Below is a snippet of commentary from today’s Morning Lineup. Start a two-week trial to Bespoke Premium to view the full report.  

Heading into this morning’s PPI and jobless claims reports, equity futures were all up less than 0.05% while the 10-year yield was unchanged. The July PPI report came in much higher than expected, though, and equity futures have moved lower, but not necessarily by as much as you would expect given the magnitude of the miss. While we’ll have to look further into the report for details, jobless claims remained subdued and came in lower than expected. It’s also worth pointing out that interest rates have barely budged higher.

Quick question.  Which group has done better over the last month? Megacaps or housing stocks? Most people would instinctively say the megacaps, but as the numbers show, the housing-related stocks have really surged over the last four weeks. The chart below compares the performance of the eight trillion-dollar megacap tech-like stocks to a group of eight housing-related stocks over the last month.

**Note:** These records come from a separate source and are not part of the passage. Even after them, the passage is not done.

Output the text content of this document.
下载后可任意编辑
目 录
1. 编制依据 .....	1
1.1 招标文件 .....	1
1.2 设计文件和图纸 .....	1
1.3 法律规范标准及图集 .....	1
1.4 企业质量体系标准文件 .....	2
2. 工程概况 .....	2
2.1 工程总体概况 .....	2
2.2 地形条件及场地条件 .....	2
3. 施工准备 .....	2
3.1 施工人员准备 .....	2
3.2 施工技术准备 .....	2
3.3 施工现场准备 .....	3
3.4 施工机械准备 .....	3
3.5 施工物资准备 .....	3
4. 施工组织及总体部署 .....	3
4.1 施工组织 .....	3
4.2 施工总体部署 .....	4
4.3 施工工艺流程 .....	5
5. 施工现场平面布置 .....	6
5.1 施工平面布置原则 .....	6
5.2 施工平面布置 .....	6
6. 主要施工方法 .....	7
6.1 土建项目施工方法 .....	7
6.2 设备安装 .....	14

For the housing basket, we’ve chosen a few homebuilders (Pulte, DR Horton, and Lennar), a couple of home improvement stocks (Home Depot and Lowe’s), housing retailers (RH and Williams Sonoma), and a mortgage company (Rocket Companies).

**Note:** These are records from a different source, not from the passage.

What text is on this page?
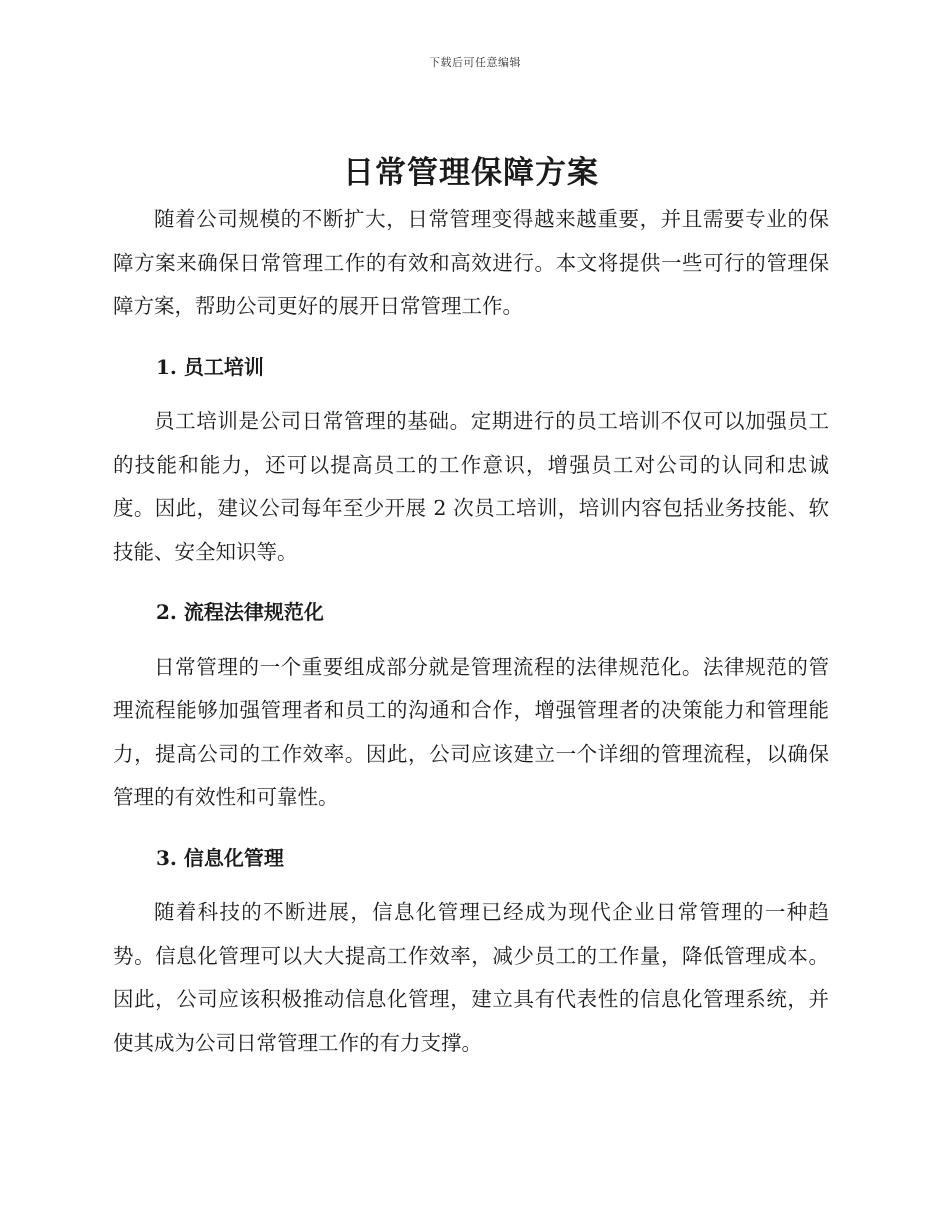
下载后可任意编辑
日常管理保障方案

随着公司规模的不断扩大，日常管理变得越来越重要，并且需要专业的保障方案来确保日常管理工作的有效和高效进行。本文将提供一些可行的管理保障方案，帮助公司更好的展开日常管理工作。

1. 员工培训

员工培训是公司日常管理的基础。定期进行的员工培训不仅可以加强员工的技能和能力，还可以提高员工的工作意识，增强员工对公司的认同和忠诚度。因此，建议公司每年至少开展 2 次员工培训，培训内容包括业务技能、软技能、安全知识等。

2. 流程法律规范化

日常管理的一个重要组成部分就是管理流程的法律规范化。法律规范的管理流程能够加强管理者和员工的沟通和合作，增强管理者的决策能力和管理能力，提高公司的工作效率。因此，公司应该建立一个详细的管理流程，以确保管理的有效性和可靠性。

3. 信息化管理

随着科技的不断进展，信息化管理已经成为现代企业日常管理的一种趋势。信息化管理可以大大提高工作效率，减少员工的工作量，降低管理成本。因此，公司应该积极推动信息化管理，建立具有代表性的信息化管理系统，并使其成为公司日常管理工作的有力支撑。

Of the eight megacap stocks, their performance over the last month has ranged between a decline of 0.5% and a gain of 11.1% for a median gain of 9.4%. Under any environment, 9.4% is impressive, but it pales in comparison to what the housing-related stocks have done. All eight of the stocks shown are up at least 10%, and their median gain has been nearly twice the gain of the megacaps (18.5%). HD is also the only stock in the group that isn’t outperforming all eight of the megacaps.